Goal 1 calls for NGI to research, develop, and experiment with advanced network technologies that will provide dependability, diversity in classes of service, security, and realtime capability for such applications as wide area distributed computing, teleoperation, and remote control of experimental facilities. In this first phase, the project, led by the Defense Advanced Research Projects Agency (DARPA) - will set the stage for the technologies, applications, and test beds envisioned for Goals 2 and 3.
Goal 2 led by the NSF constructs the actual NGI networks and also depends heavily upon the vBNS. NGI expects that Goal 1 development will, by this point, have overcome the speed bumps of incompatible performance capabilities and service models in switches, routers, local area networks, and workstations. In Goal 2, 100 sites (universities, federal research institutions, and other research partners) will be connected at speeds in excess of 100 times that of today's Internet.
As with I2, the vBNS would serve as a backbone for the network connecting NGI participants. To bring in other research partners and provide additional connectivity, the vBNS would interconnect to other federal research networks, including DREN (Defense), NREN (NASA), ESnet (DoE), and eventually SuperNet (DARPA's terabyte research network). The vBNS would also serve as a base for interconnecting to foreign high-performance networks, including the Canadian CA*net II, and others routed through the Science, Technology, and Research Transit Access Point (STAR-TAP) in Chicago.

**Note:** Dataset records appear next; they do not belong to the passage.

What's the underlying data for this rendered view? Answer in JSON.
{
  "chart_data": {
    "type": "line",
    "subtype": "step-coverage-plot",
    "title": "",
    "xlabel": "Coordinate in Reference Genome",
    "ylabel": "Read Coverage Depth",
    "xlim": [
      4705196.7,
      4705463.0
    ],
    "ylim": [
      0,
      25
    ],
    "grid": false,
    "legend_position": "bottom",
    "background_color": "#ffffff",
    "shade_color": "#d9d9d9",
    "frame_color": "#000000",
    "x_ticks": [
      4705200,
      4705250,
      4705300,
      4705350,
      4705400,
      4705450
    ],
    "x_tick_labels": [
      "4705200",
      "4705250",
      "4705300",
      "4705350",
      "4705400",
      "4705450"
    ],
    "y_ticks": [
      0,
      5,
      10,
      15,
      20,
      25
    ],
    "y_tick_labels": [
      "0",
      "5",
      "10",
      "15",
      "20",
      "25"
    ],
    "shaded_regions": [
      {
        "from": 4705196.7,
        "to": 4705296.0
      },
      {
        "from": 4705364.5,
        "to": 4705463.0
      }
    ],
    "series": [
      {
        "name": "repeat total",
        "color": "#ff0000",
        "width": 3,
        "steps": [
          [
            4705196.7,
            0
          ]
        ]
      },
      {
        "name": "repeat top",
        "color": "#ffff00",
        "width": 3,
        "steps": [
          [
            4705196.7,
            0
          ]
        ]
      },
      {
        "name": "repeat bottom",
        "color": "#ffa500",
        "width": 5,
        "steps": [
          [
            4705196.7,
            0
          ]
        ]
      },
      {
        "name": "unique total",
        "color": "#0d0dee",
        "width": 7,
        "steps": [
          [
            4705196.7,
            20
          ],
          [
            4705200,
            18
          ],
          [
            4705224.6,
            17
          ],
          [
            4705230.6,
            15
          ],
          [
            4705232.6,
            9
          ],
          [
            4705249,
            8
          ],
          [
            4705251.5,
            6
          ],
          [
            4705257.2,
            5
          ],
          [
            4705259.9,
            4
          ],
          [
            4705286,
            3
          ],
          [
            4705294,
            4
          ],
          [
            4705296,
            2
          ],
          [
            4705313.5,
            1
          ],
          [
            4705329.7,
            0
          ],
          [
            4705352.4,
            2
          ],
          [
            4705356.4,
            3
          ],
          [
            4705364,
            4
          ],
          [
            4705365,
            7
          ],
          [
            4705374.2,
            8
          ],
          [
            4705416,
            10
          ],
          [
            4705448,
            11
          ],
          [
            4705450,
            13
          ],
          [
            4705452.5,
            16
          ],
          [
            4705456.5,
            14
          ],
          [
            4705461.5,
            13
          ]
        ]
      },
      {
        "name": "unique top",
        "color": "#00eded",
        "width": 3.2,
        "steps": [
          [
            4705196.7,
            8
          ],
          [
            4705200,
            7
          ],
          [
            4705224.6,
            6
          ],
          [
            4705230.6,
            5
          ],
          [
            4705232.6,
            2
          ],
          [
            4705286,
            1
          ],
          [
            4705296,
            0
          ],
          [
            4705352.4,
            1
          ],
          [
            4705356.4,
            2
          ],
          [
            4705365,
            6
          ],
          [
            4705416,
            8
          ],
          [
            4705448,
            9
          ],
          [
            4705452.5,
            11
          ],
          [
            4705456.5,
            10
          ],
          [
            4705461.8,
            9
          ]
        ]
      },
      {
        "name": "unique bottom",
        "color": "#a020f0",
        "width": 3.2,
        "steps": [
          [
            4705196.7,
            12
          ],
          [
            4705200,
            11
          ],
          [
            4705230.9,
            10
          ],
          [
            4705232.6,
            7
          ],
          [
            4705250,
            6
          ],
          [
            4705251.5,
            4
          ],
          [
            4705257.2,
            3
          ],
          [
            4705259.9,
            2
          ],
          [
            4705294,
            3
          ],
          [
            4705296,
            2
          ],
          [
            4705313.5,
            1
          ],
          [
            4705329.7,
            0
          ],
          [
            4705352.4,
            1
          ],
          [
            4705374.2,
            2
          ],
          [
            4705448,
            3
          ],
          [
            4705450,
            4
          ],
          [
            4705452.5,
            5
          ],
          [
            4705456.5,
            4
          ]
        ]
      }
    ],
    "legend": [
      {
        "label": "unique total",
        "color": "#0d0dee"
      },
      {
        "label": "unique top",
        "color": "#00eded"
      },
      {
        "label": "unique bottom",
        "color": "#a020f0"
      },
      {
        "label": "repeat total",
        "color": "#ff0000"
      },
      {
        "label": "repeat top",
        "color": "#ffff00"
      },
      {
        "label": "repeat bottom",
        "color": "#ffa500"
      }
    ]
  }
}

Goal 2 of the NGI project also has the most planned collaboration with Internet2. NGI officials foresee the NSF supporting the GigaPoPs that would interconnect the I2 institutions and coordinating I2 and NGI interconnectivity to support interoperability and shared experimentation with NGI technologies and applications.
The Internet speed comes in the second, high-risk, high-security, test bed planned for the second phase of Goal 2. In this phase, 10 sites will be connected on a network employing ultra high speed switching and transmission technologies and end to end network connectivity at more than 1 gigabit per second, approximately 1000 times faster than today's Internet. This 1 gigabit per second network is intended to provide the research base for an eventual Terabyte per second network that would employ NGI conceived and developed technologies for harnessing such speed. A 1 Terabyte per second network additionally takes advantage of optical technology pioneered by DARPA.
The impossible becomes commonplace
The current Internet exploded once it was opened up for commercial use and privatisation. Both I2 and NGI include industry as part of their advisory and actual or envisioned working teams, a nod to the future when the technologies or applications developed within either initiative, be they Terabyte per second networks, quality of service tools, digital libraries, or remote collaboration environments, are ready for and applicable to the market place.
On today's Internet it sometimes takes many seconds to get one picture, while on tomorrow's Internet, you're going to get many pictures in one second. This means high definition video, such as that being used now for scientific visualisation. It's only a matter of time until industry seizes upon and spins this technology off into other worlds of interest to folks outside the sciences, like the entertainment industry.
Both initiatives have obstacles before them, I2 depends upon academic resources and investment, and NGI relies on Congressional budgets and endorsement.
Still, there is cautious hope within their respective communities that I2 and NGI can create not a new Internet, but a new Internet environment.